Last month, the U.S., Canada and other G8 nations agreed to new measures to halt imports of illegally cut timber. EIA is calling for the U.S. and Canada to enact new laws to ban the import and sale of stolen wood. “It is time for the U.S. and Canada to act in support of the people of Indonesia and other countries who are fighting powerful organized crime syndicates and corrupt high level officials to stop the plundering of their forests,” said Thornton.

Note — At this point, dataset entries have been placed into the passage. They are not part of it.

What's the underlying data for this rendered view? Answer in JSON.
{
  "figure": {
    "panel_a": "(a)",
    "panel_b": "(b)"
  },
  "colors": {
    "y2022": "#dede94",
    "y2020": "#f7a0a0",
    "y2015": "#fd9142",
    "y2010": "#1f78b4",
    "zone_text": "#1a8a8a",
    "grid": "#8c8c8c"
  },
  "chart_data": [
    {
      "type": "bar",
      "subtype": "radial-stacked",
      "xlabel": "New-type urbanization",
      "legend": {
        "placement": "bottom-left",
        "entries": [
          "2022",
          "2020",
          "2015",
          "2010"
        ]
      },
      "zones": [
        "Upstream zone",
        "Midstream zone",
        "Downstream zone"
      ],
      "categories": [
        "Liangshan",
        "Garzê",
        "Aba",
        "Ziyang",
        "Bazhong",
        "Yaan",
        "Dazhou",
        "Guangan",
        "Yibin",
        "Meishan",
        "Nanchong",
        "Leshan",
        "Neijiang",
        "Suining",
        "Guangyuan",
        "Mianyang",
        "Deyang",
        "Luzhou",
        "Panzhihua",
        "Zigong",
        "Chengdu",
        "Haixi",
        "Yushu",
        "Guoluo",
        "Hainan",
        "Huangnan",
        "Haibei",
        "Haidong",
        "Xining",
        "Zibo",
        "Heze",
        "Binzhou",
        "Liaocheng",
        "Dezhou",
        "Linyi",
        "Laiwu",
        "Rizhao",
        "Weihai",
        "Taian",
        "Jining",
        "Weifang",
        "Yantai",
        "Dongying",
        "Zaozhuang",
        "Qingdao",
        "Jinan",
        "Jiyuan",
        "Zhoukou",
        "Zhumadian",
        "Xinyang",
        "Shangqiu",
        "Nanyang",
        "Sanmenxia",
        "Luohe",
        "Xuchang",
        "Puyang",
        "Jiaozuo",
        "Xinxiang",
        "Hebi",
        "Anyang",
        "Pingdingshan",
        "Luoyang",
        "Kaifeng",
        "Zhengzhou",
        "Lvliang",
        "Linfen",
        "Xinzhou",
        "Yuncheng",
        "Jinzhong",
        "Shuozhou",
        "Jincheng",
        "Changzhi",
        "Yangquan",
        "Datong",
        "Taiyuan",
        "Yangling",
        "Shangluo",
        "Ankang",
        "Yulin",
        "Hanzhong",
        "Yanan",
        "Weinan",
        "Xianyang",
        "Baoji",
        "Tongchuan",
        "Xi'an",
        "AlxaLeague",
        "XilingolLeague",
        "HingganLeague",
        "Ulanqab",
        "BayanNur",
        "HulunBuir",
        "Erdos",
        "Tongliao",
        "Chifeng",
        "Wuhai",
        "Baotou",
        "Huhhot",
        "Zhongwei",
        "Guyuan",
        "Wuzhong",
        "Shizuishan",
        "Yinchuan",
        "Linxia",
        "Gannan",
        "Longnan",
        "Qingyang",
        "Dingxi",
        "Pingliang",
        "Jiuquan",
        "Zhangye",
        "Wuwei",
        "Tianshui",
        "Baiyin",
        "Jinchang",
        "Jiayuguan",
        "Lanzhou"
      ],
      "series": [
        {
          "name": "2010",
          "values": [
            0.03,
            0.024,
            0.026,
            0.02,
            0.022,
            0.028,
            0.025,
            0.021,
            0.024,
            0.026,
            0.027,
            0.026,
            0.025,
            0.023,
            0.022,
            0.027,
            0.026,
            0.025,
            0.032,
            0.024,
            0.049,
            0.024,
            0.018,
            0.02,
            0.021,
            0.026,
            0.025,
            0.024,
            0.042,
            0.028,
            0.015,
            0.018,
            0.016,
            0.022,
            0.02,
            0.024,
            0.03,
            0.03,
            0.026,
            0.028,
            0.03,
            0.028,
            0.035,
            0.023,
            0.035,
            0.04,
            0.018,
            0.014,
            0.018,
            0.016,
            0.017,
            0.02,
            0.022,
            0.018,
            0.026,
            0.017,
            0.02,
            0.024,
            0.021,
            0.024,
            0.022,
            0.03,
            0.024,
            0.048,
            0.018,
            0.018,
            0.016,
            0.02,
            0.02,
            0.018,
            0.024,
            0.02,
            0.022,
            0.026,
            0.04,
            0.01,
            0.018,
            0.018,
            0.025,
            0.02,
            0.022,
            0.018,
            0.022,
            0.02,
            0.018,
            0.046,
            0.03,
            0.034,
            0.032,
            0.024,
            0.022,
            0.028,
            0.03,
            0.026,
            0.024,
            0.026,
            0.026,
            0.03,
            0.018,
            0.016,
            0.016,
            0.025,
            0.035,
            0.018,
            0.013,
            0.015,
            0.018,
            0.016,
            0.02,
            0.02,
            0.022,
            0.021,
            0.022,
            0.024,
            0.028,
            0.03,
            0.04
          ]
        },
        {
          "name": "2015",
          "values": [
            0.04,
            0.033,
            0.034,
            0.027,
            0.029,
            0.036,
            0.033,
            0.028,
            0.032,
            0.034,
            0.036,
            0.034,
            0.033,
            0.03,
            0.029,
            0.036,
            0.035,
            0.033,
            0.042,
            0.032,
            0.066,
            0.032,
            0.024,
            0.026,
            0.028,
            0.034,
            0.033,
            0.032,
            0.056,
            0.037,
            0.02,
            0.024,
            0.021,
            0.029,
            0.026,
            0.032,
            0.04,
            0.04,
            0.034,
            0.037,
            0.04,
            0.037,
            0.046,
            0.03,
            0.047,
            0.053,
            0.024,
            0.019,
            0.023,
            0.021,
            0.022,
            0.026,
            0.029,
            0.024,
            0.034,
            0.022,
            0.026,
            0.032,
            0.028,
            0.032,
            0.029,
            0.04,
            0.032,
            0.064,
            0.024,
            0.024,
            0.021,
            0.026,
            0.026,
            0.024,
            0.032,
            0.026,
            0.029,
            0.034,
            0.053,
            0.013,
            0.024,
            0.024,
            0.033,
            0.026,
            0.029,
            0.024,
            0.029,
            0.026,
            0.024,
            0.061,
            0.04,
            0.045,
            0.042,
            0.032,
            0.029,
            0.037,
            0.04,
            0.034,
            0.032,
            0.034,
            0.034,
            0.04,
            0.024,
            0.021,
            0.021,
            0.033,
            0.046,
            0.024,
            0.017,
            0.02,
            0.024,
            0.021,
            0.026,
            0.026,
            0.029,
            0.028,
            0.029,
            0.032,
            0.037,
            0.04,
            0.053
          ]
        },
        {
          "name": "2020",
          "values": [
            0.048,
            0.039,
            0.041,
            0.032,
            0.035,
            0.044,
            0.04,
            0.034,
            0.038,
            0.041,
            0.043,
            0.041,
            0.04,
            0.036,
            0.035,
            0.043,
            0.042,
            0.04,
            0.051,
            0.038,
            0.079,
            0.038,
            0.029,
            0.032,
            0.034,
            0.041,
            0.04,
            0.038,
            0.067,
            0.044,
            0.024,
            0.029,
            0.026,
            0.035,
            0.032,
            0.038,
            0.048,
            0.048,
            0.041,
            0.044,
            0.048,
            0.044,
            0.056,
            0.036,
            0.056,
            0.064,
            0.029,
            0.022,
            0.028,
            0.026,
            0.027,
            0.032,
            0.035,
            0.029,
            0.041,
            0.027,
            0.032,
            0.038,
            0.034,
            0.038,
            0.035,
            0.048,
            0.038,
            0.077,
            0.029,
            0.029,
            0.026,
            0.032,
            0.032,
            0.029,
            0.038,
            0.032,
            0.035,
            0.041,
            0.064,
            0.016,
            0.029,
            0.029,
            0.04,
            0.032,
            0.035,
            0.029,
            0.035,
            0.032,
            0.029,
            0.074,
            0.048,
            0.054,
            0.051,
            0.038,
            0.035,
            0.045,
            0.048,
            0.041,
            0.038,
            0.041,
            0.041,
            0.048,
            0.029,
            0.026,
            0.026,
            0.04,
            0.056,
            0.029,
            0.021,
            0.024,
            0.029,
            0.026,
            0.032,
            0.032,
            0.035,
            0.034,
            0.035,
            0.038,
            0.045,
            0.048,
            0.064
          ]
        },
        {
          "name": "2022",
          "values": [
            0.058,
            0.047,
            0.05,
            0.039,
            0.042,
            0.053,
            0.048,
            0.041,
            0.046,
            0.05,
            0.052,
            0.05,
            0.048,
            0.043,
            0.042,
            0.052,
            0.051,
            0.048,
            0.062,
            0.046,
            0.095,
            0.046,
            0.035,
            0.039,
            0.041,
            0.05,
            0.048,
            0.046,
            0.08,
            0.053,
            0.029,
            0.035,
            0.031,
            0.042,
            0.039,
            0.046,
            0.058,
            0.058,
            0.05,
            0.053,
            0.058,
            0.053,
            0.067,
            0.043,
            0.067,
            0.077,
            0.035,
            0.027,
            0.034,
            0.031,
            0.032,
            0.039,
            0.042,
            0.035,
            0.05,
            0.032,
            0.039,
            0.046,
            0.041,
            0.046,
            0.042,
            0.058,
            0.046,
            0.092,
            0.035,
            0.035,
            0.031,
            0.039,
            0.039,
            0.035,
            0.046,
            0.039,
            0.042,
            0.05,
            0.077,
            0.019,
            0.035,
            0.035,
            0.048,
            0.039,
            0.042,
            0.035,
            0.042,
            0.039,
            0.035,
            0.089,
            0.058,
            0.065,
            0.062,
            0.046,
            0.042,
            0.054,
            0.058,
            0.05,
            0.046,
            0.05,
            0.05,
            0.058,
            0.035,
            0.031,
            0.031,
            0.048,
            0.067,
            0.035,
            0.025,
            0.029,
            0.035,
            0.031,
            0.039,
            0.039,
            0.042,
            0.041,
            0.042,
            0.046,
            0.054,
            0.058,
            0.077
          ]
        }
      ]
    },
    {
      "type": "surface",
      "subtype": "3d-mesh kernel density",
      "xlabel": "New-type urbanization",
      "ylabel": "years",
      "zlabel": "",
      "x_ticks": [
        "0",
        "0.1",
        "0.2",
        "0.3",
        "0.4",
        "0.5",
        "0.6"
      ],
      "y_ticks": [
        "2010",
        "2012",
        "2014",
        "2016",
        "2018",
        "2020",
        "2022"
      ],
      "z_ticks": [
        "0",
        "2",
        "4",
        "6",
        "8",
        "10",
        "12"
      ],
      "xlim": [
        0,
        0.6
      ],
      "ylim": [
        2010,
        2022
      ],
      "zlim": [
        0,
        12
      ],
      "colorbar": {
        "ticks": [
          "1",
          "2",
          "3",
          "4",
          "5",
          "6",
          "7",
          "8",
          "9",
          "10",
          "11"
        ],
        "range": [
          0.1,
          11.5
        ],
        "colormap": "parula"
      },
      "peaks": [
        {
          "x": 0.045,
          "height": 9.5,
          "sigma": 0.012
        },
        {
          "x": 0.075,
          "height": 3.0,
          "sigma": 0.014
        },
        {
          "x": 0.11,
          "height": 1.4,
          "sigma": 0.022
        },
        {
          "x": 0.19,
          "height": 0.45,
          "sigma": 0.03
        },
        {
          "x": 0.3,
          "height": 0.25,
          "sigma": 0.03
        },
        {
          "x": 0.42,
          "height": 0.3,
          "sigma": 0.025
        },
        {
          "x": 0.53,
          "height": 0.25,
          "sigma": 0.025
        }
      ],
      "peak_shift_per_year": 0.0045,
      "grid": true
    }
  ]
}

For further information, contact:
Allan Thornton, EIA President: 202 483 6621
Juge Gregg, Senior Campaigner: 202 483 6621
Sam Lawson: Asia Forest Investigator: Cell 011 44 7789 776135

Broadcast quality video footage and still photos available.
The report The Last Frontier available in hard copy or online (www.eia-international.org/cgi/reports/report-files/media93-1.pdf)

Editors notes:
1. EIA is an independent environmental non-profit group based in Washington DC and London UK, dedicated to fighting environmental crime. More information at www.eia-international.org.
2. On March 18th, the U.S. and Canadian governments participated in the G8 Environment and Development Ministers meeting in the UK, which pledged far reaching actions against illegal timber trade including stopping imports of such products.
3. In October 2004 Richard Goodfellow, the CEO and President of Goodfellow, Inc., told his shareholders that “the Asian factor was an important one in achieving [a larger net profit] because we both imported hardwood flooring and exported rough hardwood to many clients at favorable margins.”
4. Goodfellow is a Quebec-based company that deals with the re-manufacturing, distribution and brokerage of lumber and wood products at the wholesale level. It operates regional distribution centers in Vancouver, Ottawa, Calgary, Edmonton, Winnipeg Campbellville, Dartmouth, Moncton, Quebec City; and Winnipeg. In the US, it has offices in Manchester, NH, Watertown, NY, and Seattle, WA. www.goodfellowinc.com
5. Indonesian merbau flooring is on sale in a number of major outlets across the U.S., including branches of Lowe’s and Home Depot.
6. The majority of merbau logs stolen from Papua are destined for the Chinese port of Zhangjiagang, near Shanghai. The logs are then transported to the nearby town of Nanxun, China’s main center for the manufacture of wooden flooring, which have expanded from a handful of flooring factories five years ago, to more than 500 today – supplied by over 200 sawmills cutting only merbau logs.
7. Over 70 percent of Indonesia’s original frontier forests have been lost with forests equivalent to an area the size of Switzerland being lost every year.
8. Indonesia’s Papua province contains the last substantial tracts of undisturbed forest in the Asia-Pacific region.
9. The government of Indonesia banned the export of all logs in October 2001.
10. China’s log imports rose from 1 million cubic meters in 1997 to 16 million cubic meters in 2002.
11. In December 2002, the governments of Indonesia and China signed a Memorandum of Understanding to combat illegal trade in forest products. China has failed to respond to the Government of Indonesia’s requests to implement the agreement.
12. Telapak is an independent environmental non-profit group based in Bogor, Indonesia. More information at www.telapak.org.